Outre Le Vieux Roi et Lilith, l'œuvre dramatique de M. de Gourmont comprend encore Théodat. C'est même la seule de ces trois œuvres qui ait été jusqu'alors représentée. Ce fut aux beaux jours lointains du « Théâtre d'Art » de Paul Fort : il y a déjà plus de vingt années de cela : le 11 décembre 1891. Lugné-Poe tenait le rôle de Théodat ; les costumes et le décor étaient de Maurice Denis. On donnait, le même jour, les premières « sans lendemain » des Aveugles de Maeterlinck, du Concile féerique de Laforgue, et du Cantique des Cantiques de Roinard.

Le petit nombre des exemplaires des trois pièces de M. de Gourmont justifie plus même que leur relative ancienneté l'ignorance où sont, de leur valeur, nombre de lettrés qui goûtent l'œuvre d'un tel écrivain.
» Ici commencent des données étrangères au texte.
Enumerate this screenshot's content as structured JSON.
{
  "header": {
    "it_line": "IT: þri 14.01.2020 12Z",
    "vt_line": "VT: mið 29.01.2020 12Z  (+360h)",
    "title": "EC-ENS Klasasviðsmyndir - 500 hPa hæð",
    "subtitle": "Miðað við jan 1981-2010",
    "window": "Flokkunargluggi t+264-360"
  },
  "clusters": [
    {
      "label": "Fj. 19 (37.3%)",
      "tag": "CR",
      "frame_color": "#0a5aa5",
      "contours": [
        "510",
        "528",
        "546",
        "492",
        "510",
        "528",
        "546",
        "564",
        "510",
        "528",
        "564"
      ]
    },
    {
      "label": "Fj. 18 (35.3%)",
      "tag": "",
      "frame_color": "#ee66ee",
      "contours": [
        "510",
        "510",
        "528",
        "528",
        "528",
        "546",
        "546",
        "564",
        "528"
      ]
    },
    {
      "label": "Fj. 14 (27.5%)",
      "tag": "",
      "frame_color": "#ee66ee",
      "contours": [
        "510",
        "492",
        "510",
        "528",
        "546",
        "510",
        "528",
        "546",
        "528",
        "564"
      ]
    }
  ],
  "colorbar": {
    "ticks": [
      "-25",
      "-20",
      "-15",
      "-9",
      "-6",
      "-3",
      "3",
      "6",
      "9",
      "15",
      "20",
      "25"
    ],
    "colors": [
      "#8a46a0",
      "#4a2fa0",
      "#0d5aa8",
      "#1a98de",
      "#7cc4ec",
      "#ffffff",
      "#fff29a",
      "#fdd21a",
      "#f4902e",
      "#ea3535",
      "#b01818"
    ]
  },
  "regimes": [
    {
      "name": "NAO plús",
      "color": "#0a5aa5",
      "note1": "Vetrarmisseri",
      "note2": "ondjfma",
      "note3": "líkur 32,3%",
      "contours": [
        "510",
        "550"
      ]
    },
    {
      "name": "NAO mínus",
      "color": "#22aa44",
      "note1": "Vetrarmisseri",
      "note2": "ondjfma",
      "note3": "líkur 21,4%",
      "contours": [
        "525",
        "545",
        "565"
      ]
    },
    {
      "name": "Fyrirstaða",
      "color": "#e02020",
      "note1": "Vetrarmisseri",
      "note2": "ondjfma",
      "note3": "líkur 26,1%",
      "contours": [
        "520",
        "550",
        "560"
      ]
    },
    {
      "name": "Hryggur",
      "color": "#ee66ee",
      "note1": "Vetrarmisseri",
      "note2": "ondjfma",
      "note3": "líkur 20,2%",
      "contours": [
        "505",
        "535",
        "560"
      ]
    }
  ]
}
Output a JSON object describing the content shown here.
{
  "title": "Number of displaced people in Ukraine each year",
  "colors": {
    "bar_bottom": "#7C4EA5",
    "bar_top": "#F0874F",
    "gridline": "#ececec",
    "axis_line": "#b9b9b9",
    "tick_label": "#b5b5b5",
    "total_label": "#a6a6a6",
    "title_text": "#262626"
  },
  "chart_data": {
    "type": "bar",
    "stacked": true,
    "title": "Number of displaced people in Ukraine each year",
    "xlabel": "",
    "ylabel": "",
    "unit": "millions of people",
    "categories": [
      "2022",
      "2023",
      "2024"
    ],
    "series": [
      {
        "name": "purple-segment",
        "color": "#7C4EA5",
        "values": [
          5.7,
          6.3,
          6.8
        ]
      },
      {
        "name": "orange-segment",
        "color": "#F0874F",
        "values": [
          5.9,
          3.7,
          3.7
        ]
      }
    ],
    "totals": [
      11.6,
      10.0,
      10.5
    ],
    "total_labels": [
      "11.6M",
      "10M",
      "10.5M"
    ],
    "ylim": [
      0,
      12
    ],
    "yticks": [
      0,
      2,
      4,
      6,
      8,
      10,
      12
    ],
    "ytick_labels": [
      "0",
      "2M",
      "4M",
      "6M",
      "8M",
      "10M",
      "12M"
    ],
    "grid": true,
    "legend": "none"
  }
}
Lilith parut en 1892 aux Presses d'Art libre, tiré à cent trente-trois exemplaires ; Théodat en 1893 aux éditions du Mercure de France, à deux cent quatre-vingt-dix exemplaires ; Le Vieux Roi, en 1897, aux mêmes éditions et à trois cents exemplaires (1). C'est dire qu'il est assez malaisé de se les procurer et que l'on pourrait souhaiter de voir faire pour le « théâtre » de M. de Gourmont ce que l'on a réalisé récemment en réunissant ses poèmes, épars en diverses revues.

La Nuit au Luxembourg, Le Chemin de velours et La Culture des idées, sont plus assurés de garder la gloire de M. de Gourmont que ses ouvrages dramatiques : mais ceux-ci ont été un stade de l'évolution de ce séduisant esprit. La versatilité supérieure de sa pensée mérite qu'on n'en néglige aucune forme, si l'on en veut saisir, à travers la mobilité extrême, l'esprit constant.

I

Théodat, bien qu'il n'ait été représenté qu'en 1891 et édité en 1892, fut écrit en octobre et novembre 1888, c'est à dire qu'il est une des toutes premières œuvres de M. de Gourmont, puisque Sixtine parut en 1890.
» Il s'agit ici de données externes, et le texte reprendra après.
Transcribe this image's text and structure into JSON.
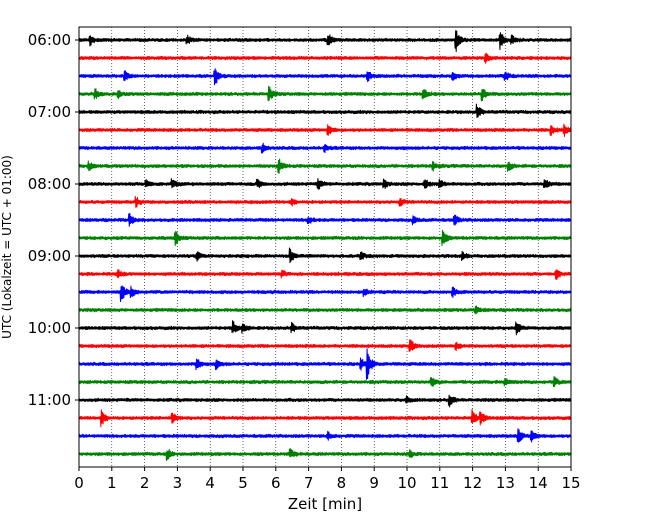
{
  "chart_data": {
    "type": "line",
    "title": "",
    "xlabel": "Zeit  [min]",
    "ylabel": "UTC (Lokalzeit = UTC + 01:00)",
    "xlim": [
      0,
      15
    ],
    "x_ticks": [
      "0",
      "1",
      "2",
      "3",
      "4",
      "5",
      "6",
      "7",
      "8",
      "9",
      "10",
      "11",
      "12",
      "13",
      "14",
      "15"
    ],
    "y_ticks": [
      {
        "label": "06:00",
        "row": 0
      },
      {
        "label": "07:00",
        "row": 4
      },
      {
        "label": "08:00",
        "row": 8
      },
      {
        "label": "09:00",
        "row": 12
      },
      {
        "label": "10:00",
        "row": 16
      },
      {
        "label": "11:00",
        "row": 20
      }
    ],
    "row_count": 24,
    "row_minutes": 15,
    "vertical_grid": "dotted",
    "colors": [
      "#000000",
      "#ff0000",
      "#0000ff",
      "#008000"
    ],
    "series": [
      {
        "start": "06:00",
        "color": "#000000",
        "events": [
          [
            0.35,
            0.7
          ],
          [
            3.3,
            0.6
          ],
          [
            7.6,
            0.9
          ],
          [
            11.5,
            1.5
          ],
          [
            12.85,
            1.3
          ],
          [
            13.2,
            0.5
          ]
        ]
      },
      {
        "start": "06:15",
        "color": "#ff0000",
        "events": [
          [
            12.4,
            0.55
          ]
        ]
      },
      {
        "start": "06:30",
        "color": "#0000ff",
        "events": [
          [
            1.4,
            0.7
          ],
          [
            4.15,
            1.3
          ],
          [
            8.8,
            0.7
          ],
          [
            11.4,
            0.6
          ],
          [
            13.0,
            0.7
          ]
        ]
      },
      {
        "start": "06:45",
        "color": "#008000",
        "events": [
          [
            0.5,
            0.7
          ],
          [
            1.2,
            0.55
          ],
          [
            5.8,
            1.0
          ],
          [
            10.5,
            0.8
          ],
          [
            12.3,
            0.9
          ]
        ]
      },
      {
        "start": "07:00",
        "color": "#000000",
        "events": [
          [
            12.15,
            0.9
          ]
        ]
      },
      {
        "start": "07:15",
        "color": "#ff0000",
        "events": [
          [
            7.6,
            0.7
          ],
          [
            14.8,
            0.8
          ],
          [
            14.4,
            0.6
          ]
        ]
      },
      {
        "start": "07:30",
        "color": "#0000ff",
        "events": [
          [
            5.6,
            0.6
          ],
          [
            7.5,
            0.45
          ]
        ]
      },
      {
        "start": "07:45",
        "color": "#008000",
        "events": [
          [
            0.3,
            0.6
          ],
          [
            6.1,
            1.0
          ],
          [
            13.1,
            0.6
          ],
          [
            10.8,
            0.5
          ]
        ]
      },
      {
        "start": "08:00",
        "color": "#000000",
        "events": [
          [
            2.05,
            0.6
          ],
          [
            2.85,
            0.6
          ],
          [
            5.45,
            0.55
          ],
          [
            7.3,
            0.7
          ],
          [
            9.3,
            0.6
          ],
          [
            10.55,
            0.7
          ],
          [
            11.0,
            0.6
          ],
          [
            14.2,
            0.7
          ]
        ]
      },
      {
        "start": "08:15",
        "color": "#ff0000",
        "events": [
          [
            1.75,
            0.6
          ],
          [
            6.5,
            0.45
          ],
          [
            9.8,
            0.5
          ]
        ]
      },
      {
        "start": "08:30",
        "color": "#0000ff",
        "events": [
          [
            1.55,
            0.8
          ],
          [
            7.0,
            0.5
          ],
          [
            11.45,
            0.7
          ],
          [
            10.2,
            0.45
          ]
        ]
      },
      {
        "start": "08:45",
        "color": "#008000",
        "events": [
          [
            2.95,
            1.0
          ],
          [
            11.1,
            1.0
          ]
        ]
      },
      {
        "start": "09:00",
        "color": "#000000",
        "events": [
          [
            3.6,
            0.55
          ],
          [
            6.45,
            1.0
          ],
          [
            8.6,
            0.5
          ],
          [
            11.7,
            0.5
          ]
        ]
      },
      {
        "start": "09:15",
        "color": "#ff0000",
        "events": [
          [
            1.2,
            0.55
          ],
          [
            14.55,
            0.7
          ],
          [
            6.2,
            0.4
          ]
        ]
      },
      {
        "start": "09:30",
        "color": "#0000ff",
        "events": [
          [
            1.3,
            1.3
          ],
          [
            1.6,
            0.6
          ],
          [
            8.7,
            0.5
          ],
          [
            11.4,
            0.6
          ]
        ]
      },
      {
        "start": "09:45",
        "color": "#008000",
        "events": [
          [
            12.1,
            0.45
          ]
        ]
      },
      {
        "start": "10:00",
        "color": "#000000",
        "events": [
          [
            4.7,
            0.9
          ],
          [
            5.0,
            0.6
          ],
          [
            6.5,
            0.6
          ],
          [
            13.35,
            0.8
          ]
        ]
      },
      {
        "start": "10:15",
        "color": "#ff0000",
        "events": [
          [
            10.1,
            0.9
          ],
          [
            11.5,
            0.5
          ]
        ]
      },
      {
        "start": "10:30",
        "color": "#0000ff",
        "events": [
          [
            3.6,
            0.8
          ],
          [
            4.2,
            0.6
          ],
          [
            8.8,
            2.1
          ],
          [
            8.6,
            0.7
          ]
        ]
      },
      {
        "start": "10:45",
        "color": "#008000",
        "events": [
          [
            10.75,
            0.7
          ],
          [
            13.0,
            0.5
          ],
          [
            14.5,
            0.6
          ]
        ]
      },
      {
        "start": "11:00",
        "color": "#000000",
        "events": [
          [
            11.3,
            0.9
          ],
          [
            10.0,
            0.45
          ]
        ]
      },
      {
        "start": "11:15",
        "color": "#ff0000",
        "events": [
          [
            0.7,
            1.1
          ],
          [
            2.85,
            0.9
          ],
          [
            12.0,
            1.0
          ],
          [
            12.25,
            0.8
          ]
        ]
      },
      {
        "start": "11:30",
        "color": "#0000ff",
        "events": [
          [
            7.6,
            0.5
          ],
          [
            13.4,
            1.0
          ],
          [
            13.8,
            0.8
          ]
        ]
      },
      {
        "start": "11:45",
        "color": "#008000",
        "events": [
          [
            2.7,
            0.7
          ],
          [
            6.45,
            0.6
          ],
          [
            10.1,
            0.45
          ]
        ]
      }
    ]
  }
}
Théodat est une simple scène qui nous montre comment un évêque gallo-romain, qui, pour obéir à la règle, a répudié sa femme, est repris par le pouvoir des caresses et de l'amour. Cette scène est toute pleine d'une majesté et d'une ardeur qui en équilibrent le ton à un diapason fort attachant : c'est à travers cette majesté épiscopale que se glissent peu à peu les tentations vivantes de l'amour.

Le goût que M. de Gourmont a montré en d'autres ouvrages pour l'art religieux et la symbolique ecclésiastique a trouvé là un sujet propice : il s'en donne à cœur joie, si l'on peut ainsi dire, dans la description du palais épiscopal, et son érudition dut réjouir profondément l'art de Maurice Denis. Mais il n'y a point dans cette scène que de l'art décoratif : l'érudition de M. de Gourmont s'entend à servir la vie et non point à la refroidir. Dans ses conclusions évasives comme dans ses propositions, la pensée de cet écrivain incline la pensée — même devant la vie. Pour lui, la vie est la seule règle infiniment mouvante, et la seule loi : les vérités, les dogmes, les théories ne sont que des béquilles provisoires que les ans ou les siècles brisent tour à tour : la seule conclusion de Théodat suffirait à donner l'assurance de cette inclination d'esprit, s'il n'était une seule page de Remy de Gourmont qui ne l'affirmât. Il y a dans maint passage de Théodat une grandeur émouvante :

Pourquoi est-ce que je ne puis prier ? Quand Prudence, neuvième successeur d'Austremoine, me consacra avant de mourir, j'abdiquai entre ses mains saintes, mes joies, toutes les joies du monde, toutes mes joies, et voici qu'elles viennent frapper à ma porte comme des exilées. Je l'avais promis, et le jour même de mon intronisation ma maison fut fermée à celle que Dieu m'avait donnée pour femme, n'étant encore qu'un clerc du Seigneur. Il y a de cela un an, jour pour jour, en la fête de saint Étienne, premier martyr de mon Christ, et depuis je n'ai pas faibli, mais je sens que mon cœur m'échappe et qu'il s'en va, comme un amant quémandeur, pleurer sur les vestiges de l'absente. Elle me pleura bien, aussi, elle, et elle me maudit. Elle pleura et je la bénis. Où est-elle maintenant ? Qu'est devenue l'épouse sans foyer, la veuve du vivant ? Si je pouvais seulement la revoir, seulement d'un regard, seulement le temps de dire un Notre Père pour éloigner la tentation. « L'évêque ne recevra point sa femme dans sa maison ». Mais hors de ma maison ? L'évêque n'a pas de femme. Il appartient à tous : s'il a été marié « que sa femme soit pour lui comme une sœur ». Cela ne se pouvait pas. La grâce de Dieu même n'aurait pas suffi à dominer une tentation de toutes les minutes. S'y exposer, cela eût été déjà un péché mortel. Elle est partie : il le fallait. Mon Dieu, que ne suis-je encore un simple prêtre, ou un humble clerc, un éternel postulant, un honnête chrétien…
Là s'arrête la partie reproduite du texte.